El presidente de Estados Unidos, Donald Trump, cuestionó con dureza a los países miembros de la OTAN por no respaldar una operación militar en el estrecho de Ormuz, en el marco de la creciente tensión con Irán.
El mandatario calificó a sus aliados como "cobardes" por negarse a participar en lo que describió como una maniobra simple y de bajo riesgo destinada a garantizar la libre circulación marítima en una zona clave para el comercio energético global.
Las declaraciones fueron difundidas a través de su red social, donde también expresó su malestar por la falta de apoyo de los países que integran la alianza atlántica, pese a que -según su visión- se benefician de la intervención estadounidense en la región.
El planteo de Trump se produce en un contexto de diferencias dentro de la OTAN respecto a la estrategia frente al conflicto con Irán.
Varios países rechazaron sumarse a una eventual operación en el estrecho de Ormuz, al considerar que se trata de una iniciativa impulsada por Estados Unidos fuera del marco de acción de la alianza.
El presidente estadounidense advirtió además que la falta de respaldo podría tener consecuencias en el futuro de las relaciones con sus socios, en un tono que refleja el creciente malestar entre Washington y otras capitales occidentales.
El estrecho de Ormuz es una vía estratégica por la que circula cerca del 20% del petróleo mundial, lo que lo convierte en un punto central para el abastecimiento energético global.

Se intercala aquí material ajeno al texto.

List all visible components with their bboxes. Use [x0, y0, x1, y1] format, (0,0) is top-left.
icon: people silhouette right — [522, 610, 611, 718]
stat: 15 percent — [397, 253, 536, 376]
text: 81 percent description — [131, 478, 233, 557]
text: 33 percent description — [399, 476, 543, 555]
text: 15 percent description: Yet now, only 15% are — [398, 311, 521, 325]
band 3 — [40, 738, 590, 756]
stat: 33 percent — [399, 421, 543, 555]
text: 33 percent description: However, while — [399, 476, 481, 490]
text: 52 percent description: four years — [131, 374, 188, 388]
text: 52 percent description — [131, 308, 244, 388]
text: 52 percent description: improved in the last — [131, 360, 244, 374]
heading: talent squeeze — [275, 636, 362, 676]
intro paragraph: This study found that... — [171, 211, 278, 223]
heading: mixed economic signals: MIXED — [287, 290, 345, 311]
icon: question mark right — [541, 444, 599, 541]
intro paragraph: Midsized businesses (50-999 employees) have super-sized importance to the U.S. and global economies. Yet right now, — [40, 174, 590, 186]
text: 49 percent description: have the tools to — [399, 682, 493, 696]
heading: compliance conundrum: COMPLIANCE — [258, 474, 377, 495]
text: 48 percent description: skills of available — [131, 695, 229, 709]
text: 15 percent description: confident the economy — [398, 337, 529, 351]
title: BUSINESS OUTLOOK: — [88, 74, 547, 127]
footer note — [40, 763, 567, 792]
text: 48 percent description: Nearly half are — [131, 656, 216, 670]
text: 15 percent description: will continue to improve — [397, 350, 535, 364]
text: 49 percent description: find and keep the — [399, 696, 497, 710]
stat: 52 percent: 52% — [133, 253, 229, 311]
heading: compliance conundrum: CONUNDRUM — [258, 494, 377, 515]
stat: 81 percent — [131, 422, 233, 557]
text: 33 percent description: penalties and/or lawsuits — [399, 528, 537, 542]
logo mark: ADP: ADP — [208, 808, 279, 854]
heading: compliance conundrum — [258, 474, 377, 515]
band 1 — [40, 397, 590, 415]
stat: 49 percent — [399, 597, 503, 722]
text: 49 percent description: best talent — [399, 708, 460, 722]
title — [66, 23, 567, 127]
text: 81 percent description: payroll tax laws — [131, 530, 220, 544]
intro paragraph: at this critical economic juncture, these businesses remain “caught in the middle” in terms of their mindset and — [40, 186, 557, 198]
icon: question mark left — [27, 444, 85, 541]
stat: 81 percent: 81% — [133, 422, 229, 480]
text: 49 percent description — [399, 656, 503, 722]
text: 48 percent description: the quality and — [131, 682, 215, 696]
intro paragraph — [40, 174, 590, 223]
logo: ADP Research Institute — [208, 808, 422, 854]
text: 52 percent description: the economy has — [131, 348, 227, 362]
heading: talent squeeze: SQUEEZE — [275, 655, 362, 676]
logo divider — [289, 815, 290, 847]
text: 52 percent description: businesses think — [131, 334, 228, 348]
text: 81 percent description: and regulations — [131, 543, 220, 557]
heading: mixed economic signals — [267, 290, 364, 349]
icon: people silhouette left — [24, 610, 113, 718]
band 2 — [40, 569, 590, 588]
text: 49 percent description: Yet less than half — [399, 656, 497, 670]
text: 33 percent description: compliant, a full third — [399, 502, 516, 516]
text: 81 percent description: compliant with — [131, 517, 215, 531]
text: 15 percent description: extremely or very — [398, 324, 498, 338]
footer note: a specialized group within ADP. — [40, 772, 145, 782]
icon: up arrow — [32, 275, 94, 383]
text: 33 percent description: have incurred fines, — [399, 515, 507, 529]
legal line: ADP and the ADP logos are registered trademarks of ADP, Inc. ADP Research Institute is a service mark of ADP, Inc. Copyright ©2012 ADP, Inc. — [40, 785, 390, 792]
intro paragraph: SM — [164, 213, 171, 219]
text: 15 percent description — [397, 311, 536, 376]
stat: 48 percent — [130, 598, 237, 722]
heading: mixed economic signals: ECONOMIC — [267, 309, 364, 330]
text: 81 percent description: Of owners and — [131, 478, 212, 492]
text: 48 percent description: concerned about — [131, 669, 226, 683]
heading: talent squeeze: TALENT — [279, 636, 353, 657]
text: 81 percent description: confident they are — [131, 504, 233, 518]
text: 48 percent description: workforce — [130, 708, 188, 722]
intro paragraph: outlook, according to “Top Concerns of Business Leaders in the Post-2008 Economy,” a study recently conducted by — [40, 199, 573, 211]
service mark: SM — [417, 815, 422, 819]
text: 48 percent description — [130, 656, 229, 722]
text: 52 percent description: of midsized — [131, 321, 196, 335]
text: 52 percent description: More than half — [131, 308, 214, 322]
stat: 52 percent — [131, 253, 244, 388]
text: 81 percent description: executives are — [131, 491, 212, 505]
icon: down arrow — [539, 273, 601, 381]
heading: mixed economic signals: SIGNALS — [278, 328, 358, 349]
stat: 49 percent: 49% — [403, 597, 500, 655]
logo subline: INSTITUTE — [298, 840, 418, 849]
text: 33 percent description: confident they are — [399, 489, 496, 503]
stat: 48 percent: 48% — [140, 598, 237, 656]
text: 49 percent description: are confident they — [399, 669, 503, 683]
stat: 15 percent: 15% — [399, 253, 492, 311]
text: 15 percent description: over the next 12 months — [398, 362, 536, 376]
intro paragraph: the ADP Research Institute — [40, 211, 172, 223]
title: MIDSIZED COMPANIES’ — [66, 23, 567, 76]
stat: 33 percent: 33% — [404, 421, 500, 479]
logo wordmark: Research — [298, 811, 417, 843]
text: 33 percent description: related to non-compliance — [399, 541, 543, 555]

En las últimas semanas, la zona se convirtió en un foco de tensión debido al conflicto entre Estados Unidos, Israel e Irán, lo que elevó el riesgo para la navegación y el comercio internacional.
Las declaraciones de Trump se enmarcan en una escalada más amplia en Medio Oriente, donde continúan las operaciones militares y aumentan las tensiones diplomáticas.
En este escenario, la falta de consenso entre Estados Unidos y sus aliados refleja las dificultades para coordinar una respuesta conjunta frente a la crisis, que ya tiene impacto en la seguridad regional y en los mercados energéticos.